Vendredi à La Mecque, le prince héritier saoudien, le président turc et le Premier ministre pakistanais ont signé un accord de défense commun dont la clause centrale est la promesse militaire la plus forte que trois États puissent se faire : une attaque armée contre l’un d’eux doit être traitée comme une attaque contre les trois. La signature a mis fin à près d’un an de négociations discrètes. Au-delà de la cérémonie, la question de ce que signifie ce traité n’a jusqu’ici reçu de ses signataires que des réponses d’une prudence étudiée.
Les trois pays apportent des atouts différents. Le Pakistan est le seul État musulman doté d’armes nucléaires, même s’il a à plusieurs reprises minimisé toute suggestion selon laquelle sa dissuasion s’étendrait à ses alliés. La Turquie aligne la deuxième armée de l’OTAN et une industrie de défense qui exporte largement. L’Arabie saoudite détient les capacités de production pétrolière excédentaires du monde et les lieux les plus saints de l’islam, et elle a conclu avec Washington un accord séparé pour développer l’énergie nucléaire civile. Le pacte officialise des liens déjà profonds : des instructeurs pakistanais entraînent les forces saoudiennes depuis des décennies, et environ 8 000 soldats, avions de combat et systèmes de défense aérienne pakistanais sont stationnés dans le royaume ; Riyad achète des drones turcs ; Islamabad et Ankara ont échangé des navires de guerre et des avions d’entraînement.
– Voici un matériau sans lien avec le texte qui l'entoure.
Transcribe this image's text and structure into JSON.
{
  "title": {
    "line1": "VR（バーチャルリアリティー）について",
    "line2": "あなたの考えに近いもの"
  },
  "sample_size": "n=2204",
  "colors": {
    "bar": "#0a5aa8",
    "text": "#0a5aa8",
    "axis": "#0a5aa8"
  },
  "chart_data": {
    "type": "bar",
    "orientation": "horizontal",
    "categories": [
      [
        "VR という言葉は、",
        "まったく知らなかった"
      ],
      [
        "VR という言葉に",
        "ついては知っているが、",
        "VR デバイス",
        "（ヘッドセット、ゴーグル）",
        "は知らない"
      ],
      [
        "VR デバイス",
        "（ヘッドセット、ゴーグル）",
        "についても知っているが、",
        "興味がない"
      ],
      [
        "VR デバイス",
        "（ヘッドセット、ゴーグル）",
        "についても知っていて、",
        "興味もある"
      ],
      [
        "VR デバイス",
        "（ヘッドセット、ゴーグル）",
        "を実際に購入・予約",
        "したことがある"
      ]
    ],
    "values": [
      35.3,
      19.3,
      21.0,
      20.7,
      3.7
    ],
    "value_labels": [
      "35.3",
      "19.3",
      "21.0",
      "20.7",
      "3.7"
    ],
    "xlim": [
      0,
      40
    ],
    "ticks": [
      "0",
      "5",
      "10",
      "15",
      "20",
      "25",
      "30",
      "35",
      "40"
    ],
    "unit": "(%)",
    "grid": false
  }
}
Ce que le document ne dit pas est aussi notable que ce qu’il dit. Aucun pays n’a précisé ce qu’il ferait réellement en cas de crise, et le texte ne fixe aucune portée contraignante pour l’action militaire. Un responsable turc a qualifié l’accord de purement défensif et affirmé qu’il n’annule aucun des engagements existants des parties. Le vice-ministre saoudien de la diplomatie publique a insisté sur le fait qu’il ne s’agit ni d’un axe militaire, ni d’un bloc confessionnel, ni d’un lien avec des ambitions nucléaires. Le cadrage est délibéré : les trois pays sont des alliés des États-Unis dirigés par des sunnites, et aucun ne veut être lu à Téhéran ou à Tel-Aviv comme le noyau d’une coalition hostile.
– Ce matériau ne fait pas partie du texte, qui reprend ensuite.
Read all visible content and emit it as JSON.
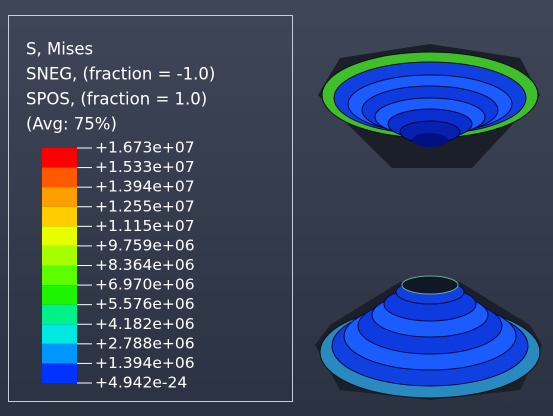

Le contexte de guerre explique à la fois le calendrier et la prudence. Depuis que Washington et Israël ont frappé l’Iran le 28 février, Téhéran et ses alliés ont tiré sur l’Arabie saoudite et ses voisins du Golfe et ont perturbé leurs livraisons d’énergie. Israël a de son côté combattu à Gaza, envahi le sud du Liban, occupé des territoires syriens et bombardé l’Iran à deux reprises par les airs. Ankara et Islamabad observent depuis la périphérie de la tempête et ont jusqu’ici évité les coups directs, mais tous deux s’inquiètent de ce qu’elle fait à leur sécurité et à leurs économies. L’Égypte a participé aux premières discussions puis s’est retirée de l’arrangement final, un rappel que l’alliance est un chantier en cours plutôt qu’un bloc figé. Les analystes lisent le pacte comme une tentative de construire une dissuasion face à la puissance iranienne et face à Israël, et non comme une préparation à une guerre offensive. Un chercheur de la RUSI a décrit l’objectif comme l’opposé de la confrontation : un contrepoids, pas un combat.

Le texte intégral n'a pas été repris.